Population (2020 census)
- • Total: 969,922
- • Density: 600.2/km^{2} (1,555/sq mi)
- Time zone: UTC+8 (China Standard)
- Postal Code: 221400
- Website: www.xy.gov.cn/xy/

= Xinyi, Jiangsu =

Xinyi (新沂 (Xīnyí, Hsin-i, New Yi [River])) is a county-level city under the administration of Xuzhou, Jiangsu province, China. It borders the prefecture-level cities of Linyi (Shandong) to the north, Lianyungang to the northeast, and Suqian to the east and south.

== History ==
The archaeological site of Huating, located in the southwestern part, was inhabited as long as 5,000 years ago.
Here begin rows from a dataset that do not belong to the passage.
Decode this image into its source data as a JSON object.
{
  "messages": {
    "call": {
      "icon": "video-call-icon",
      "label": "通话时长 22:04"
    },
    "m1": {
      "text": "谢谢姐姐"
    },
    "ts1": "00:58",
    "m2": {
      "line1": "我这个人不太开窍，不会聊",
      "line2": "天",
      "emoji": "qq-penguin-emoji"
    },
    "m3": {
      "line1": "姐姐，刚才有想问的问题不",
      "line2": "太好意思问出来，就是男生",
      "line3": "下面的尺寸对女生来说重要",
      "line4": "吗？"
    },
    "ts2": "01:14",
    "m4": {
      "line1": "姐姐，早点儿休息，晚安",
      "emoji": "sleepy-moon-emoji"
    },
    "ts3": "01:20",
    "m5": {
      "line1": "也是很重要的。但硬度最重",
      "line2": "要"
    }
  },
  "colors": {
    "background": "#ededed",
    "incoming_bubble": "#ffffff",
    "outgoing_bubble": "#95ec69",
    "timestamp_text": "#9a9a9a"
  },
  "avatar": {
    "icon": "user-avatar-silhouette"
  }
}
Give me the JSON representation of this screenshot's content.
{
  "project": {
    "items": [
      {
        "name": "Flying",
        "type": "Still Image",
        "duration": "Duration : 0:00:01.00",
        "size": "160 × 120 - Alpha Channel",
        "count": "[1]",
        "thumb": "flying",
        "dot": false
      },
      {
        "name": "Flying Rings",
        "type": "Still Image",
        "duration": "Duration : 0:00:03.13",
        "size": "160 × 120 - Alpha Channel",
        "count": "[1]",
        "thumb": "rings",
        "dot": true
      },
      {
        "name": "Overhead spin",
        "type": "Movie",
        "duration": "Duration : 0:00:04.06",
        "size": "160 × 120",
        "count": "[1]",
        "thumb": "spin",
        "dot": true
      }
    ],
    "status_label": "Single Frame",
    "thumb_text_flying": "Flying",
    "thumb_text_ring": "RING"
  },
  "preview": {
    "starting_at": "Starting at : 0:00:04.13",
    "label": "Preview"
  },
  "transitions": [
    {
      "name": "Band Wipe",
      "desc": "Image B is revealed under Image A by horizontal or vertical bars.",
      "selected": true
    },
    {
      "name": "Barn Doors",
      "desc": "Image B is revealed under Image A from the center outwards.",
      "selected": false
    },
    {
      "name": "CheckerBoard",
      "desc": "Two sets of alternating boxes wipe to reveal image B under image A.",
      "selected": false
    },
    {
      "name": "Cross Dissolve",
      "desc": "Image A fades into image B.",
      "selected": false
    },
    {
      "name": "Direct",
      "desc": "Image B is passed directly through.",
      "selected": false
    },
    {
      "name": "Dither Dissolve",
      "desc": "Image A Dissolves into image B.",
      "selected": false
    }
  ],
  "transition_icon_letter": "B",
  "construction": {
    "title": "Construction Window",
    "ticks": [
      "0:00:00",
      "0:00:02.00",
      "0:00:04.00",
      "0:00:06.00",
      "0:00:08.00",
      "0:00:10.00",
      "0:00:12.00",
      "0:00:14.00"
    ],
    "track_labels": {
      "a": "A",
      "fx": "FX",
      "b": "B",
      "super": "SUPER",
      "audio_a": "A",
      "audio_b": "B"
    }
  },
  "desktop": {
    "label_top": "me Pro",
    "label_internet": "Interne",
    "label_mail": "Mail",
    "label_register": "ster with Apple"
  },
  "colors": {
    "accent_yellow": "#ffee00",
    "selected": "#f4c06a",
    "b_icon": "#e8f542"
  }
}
During the Zhou dynasty, its southern territory was dominated by a minor state: Zhongwu, which was variously annexed to Wu, Yue and Chu. Two counties designated Siwu and Jianlin were established in its southern part and northern part in the West Han, both counties were dissolved during the Southern and Northern dynasties, and the major region was administrated by Suqian. The borders among then Suqian, Shuyang, Donghai along with Pizhou were merged and became a separated county in 1949. It named after the seat, Xin'an (新安) town, but was renamed Xinyi, a river flowing through its area, in 1952, because of its namesake in Henan. The county was converted to a county-level city in 1990.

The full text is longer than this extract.